El día es soleado aunque desde la playa de La Concha llega un airecillo fresco que me da vida y me impulsa a caminar rápido para no llegar tarde a la cita. La reina, como buena austríaca, es puntual y aunque esté de vacaciones, mujer muy ocupada. Cruzo la verja del palacio de Miramar a las cinco en punto de la tarde, la hora del té, o de la muerte en la plaza de toros, según se mire. Me inclino hacia esta señora alta y esbelta, de mentón firme y resuelto y moño prieto. Va vestida de negro, sin adornos y tapada hasta el cuello a pesar de que el agosto a orillas del Cantábrico es caluroso este año. Me sonríe a medias y con un ademán me invita a que me siente a su lado, aunque en una silla que queda algo más baja. Hay que mantener la jerarquía sin perder por ello la amabilidad. Antes de empezar a hablar mi vista se detiene en el edificio de ladrillo y en los arriates de flores, especialmente de hortensias, pero sobre todo en el mar…ese mar que en un momento, sin dejar su bravura, se abraza de manera infinita con mi océano y los dos se hacen uno.
–Gracias Majestad, por haberme recibido. ¿Puedo preguntaros que es para vuestra Majestad Miramar?
-Mi elección, mi libertad. Mi manera de demostrar que soy independiente y que elijo como disfrutar de mis pocos ratos de ocio.

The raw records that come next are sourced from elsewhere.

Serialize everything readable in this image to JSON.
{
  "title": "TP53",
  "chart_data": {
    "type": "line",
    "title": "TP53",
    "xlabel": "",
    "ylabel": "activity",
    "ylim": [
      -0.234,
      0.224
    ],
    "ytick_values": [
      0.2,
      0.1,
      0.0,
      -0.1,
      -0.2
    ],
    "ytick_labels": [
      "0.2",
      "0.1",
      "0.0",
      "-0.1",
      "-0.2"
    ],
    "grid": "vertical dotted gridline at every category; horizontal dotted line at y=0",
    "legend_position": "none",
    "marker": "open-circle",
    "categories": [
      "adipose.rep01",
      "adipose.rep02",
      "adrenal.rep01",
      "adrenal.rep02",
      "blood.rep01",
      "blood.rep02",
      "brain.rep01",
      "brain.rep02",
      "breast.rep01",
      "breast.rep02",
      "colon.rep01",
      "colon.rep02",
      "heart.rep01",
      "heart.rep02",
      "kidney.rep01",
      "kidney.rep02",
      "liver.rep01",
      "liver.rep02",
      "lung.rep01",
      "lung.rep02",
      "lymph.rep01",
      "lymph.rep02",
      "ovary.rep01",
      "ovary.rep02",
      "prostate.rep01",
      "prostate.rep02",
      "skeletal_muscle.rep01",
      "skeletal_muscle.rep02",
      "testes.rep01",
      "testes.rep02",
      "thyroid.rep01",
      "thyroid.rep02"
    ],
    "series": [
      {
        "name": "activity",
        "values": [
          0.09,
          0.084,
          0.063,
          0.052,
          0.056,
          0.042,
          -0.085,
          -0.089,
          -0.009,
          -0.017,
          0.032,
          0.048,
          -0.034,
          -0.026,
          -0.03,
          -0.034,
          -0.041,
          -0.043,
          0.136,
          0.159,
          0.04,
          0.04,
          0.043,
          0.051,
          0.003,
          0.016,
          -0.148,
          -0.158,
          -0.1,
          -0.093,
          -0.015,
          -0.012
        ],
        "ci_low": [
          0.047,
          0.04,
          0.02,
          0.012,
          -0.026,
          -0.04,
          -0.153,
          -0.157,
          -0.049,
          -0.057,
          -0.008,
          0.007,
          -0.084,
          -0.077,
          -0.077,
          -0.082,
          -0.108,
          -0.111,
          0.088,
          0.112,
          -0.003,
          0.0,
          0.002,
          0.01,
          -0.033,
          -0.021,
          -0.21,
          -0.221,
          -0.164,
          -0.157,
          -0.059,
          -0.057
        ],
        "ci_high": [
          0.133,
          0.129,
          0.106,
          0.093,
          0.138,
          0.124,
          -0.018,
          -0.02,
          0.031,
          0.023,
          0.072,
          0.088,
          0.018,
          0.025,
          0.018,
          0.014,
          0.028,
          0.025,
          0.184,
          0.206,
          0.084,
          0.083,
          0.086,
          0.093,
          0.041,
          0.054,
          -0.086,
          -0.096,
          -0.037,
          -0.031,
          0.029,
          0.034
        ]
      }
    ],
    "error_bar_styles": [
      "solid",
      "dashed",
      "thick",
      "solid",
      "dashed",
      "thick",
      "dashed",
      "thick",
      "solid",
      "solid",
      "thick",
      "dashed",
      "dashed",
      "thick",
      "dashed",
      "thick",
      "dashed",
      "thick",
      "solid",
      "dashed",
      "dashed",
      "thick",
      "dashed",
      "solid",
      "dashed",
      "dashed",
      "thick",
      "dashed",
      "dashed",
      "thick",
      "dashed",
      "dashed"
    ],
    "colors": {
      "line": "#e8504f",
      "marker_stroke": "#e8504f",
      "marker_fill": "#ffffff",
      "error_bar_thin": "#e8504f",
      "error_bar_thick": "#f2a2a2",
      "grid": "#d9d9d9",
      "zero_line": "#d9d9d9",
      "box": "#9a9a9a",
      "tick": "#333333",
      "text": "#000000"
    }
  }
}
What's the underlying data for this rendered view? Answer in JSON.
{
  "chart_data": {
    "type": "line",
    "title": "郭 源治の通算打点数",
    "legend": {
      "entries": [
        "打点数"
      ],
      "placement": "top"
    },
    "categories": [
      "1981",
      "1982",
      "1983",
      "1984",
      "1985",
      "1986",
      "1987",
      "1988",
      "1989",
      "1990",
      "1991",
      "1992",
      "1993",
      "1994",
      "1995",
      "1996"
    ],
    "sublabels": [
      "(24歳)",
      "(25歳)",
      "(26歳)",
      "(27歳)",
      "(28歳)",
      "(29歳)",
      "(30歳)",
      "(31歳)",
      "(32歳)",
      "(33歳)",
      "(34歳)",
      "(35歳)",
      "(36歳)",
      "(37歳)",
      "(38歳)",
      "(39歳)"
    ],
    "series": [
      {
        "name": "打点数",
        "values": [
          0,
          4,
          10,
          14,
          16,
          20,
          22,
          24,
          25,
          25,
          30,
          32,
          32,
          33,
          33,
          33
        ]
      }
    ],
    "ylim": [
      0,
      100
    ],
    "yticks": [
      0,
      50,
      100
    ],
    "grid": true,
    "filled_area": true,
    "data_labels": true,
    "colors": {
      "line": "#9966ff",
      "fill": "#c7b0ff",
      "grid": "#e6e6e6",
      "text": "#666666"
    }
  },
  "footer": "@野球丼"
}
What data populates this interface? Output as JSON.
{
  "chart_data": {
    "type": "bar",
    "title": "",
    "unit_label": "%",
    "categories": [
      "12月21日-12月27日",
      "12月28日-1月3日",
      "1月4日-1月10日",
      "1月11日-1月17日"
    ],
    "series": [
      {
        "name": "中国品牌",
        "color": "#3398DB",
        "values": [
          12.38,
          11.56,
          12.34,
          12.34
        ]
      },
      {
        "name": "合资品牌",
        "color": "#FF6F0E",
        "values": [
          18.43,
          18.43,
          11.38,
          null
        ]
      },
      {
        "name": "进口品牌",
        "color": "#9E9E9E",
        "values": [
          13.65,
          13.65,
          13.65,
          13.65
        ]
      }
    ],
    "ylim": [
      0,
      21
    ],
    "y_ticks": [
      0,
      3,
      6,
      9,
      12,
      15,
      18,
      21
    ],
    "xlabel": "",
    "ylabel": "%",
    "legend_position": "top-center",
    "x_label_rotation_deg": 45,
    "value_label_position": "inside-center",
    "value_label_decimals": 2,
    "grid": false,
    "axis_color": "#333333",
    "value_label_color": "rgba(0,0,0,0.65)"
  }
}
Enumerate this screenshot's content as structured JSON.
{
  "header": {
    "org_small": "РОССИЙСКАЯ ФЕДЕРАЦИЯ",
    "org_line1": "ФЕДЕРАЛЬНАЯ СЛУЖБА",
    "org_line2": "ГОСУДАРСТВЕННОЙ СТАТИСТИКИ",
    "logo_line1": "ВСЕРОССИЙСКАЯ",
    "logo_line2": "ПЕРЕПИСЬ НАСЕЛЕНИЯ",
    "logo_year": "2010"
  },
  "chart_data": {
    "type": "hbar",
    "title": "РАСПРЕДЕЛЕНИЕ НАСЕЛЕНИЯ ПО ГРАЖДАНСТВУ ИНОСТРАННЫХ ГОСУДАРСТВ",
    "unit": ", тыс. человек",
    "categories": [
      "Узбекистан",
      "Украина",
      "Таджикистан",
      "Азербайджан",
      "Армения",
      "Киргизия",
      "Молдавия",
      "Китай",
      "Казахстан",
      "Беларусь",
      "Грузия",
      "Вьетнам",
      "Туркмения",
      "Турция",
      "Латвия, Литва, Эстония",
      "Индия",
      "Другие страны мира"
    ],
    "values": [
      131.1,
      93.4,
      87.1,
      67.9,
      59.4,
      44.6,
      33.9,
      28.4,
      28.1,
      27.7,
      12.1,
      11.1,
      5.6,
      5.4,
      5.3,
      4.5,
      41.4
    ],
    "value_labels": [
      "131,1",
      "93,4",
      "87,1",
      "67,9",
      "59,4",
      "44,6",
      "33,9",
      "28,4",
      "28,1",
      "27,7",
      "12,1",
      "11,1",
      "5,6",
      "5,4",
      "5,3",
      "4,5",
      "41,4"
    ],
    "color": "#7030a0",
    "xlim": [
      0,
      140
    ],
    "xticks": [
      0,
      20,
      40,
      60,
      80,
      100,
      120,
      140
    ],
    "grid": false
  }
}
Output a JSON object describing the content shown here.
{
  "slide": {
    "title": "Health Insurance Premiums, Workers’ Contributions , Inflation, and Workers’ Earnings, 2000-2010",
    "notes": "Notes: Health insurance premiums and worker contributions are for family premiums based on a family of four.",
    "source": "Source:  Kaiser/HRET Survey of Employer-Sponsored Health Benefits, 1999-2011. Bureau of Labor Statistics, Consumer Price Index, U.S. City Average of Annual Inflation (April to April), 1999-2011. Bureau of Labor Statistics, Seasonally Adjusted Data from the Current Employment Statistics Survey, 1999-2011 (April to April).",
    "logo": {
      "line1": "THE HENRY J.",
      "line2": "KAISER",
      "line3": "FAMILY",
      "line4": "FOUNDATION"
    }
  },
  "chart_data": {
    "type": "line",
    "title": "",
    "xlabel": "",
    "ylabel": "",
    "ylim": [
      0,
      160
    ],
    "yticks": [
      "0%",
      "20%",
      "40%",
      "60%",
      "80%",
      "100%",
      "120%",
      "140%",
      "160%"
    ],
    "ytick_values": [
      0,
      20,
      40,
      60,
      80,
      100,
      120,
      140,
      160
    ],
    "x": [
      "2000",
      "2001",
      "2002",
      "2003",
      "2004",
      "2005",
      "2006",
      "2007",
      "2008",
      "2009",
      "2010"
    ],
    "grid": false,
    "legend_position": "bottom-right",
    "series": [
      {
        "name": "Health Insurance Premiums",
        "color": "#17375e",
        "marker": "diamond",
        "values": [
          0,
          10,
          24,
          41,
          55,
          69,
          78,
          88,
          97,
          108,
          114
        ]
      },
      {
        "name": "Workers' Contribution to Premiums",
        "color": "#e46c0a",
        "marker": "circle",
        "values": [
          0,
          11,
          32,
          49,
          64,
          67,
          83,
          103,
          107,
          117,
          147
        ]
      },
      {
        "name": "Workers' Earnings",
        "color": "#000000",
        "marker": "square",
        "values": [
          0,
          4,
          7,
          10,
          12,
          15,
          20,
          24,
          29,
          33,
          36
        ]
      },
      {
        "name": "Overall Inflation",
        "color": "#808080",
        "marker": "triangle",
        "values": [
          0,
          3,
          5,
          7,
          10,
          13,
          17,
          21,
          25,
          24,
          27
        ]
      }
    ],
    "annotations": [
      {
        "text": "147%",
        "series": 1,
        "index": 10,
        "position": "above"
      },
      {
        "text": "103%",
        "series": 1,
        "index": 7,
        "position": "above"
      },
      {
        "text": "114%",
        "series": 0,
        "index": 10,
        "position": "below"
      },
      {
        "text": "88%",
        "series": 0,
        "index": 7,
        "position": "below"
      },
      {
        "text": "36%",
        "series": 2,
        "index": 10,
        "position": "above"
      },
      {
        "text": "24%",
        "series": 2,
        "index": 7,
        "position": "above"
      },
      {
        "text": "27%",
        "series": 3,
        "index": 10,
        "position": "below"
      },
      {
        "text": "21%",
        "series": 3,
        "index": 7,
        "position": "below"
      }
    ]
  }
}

–Dicen las malas lenguas, Señora, que escapásteis al Norte para libraros de la influencia de vuestra cuñada, la infanta Isabel.
Sonríe la reina mientras mira al horizonte, creo que a la isla y al vecino monte Urgull.
–No es verdad, al menos no del todo. Pero Su Alteza siempre ha preferido Segovia y a mi me gusta esta gente del Norte, un poco seca pero que me han adoptado, como yo a ellos.
–¿Habéis sido feliz en España, Señora?
-¿Qué es ser feliz? Llegué aquí para cumplir mi deber y lo hice lo mejor que pude. Me entregué a este pueblo, que ahora es el mío, y he intentado conservarlo para mi hijo.
–¿Qué recuerdo guardáis de vuestro esposo, Majestad?
-Ha sido un buen hombre, un buen rey, buen hijo y hermano. Pero…
-¿Pero, Señora?
–Pero un mal marido, como todos los Borbones.
-¿Vuestro hijo también entra en esa distinción?
-Una madre nunca juzga a sus hijos, menos cuando son reyes.
–¿Os habéis arrepentido de ser la reina de España?
Me mira María Cristina frunciendo el ceño, con desprecio mal disimulado.
-Una reina nunca se arrepiente de nada. No elegí mi destino, me limité a hacer lo que se esperaba de mi de la mejor manera que supe.
Antes de marcharme miro de nuevo hacia Urgull y a la playa. Todavía luce el sol, pero puede que mañana el día sea gris.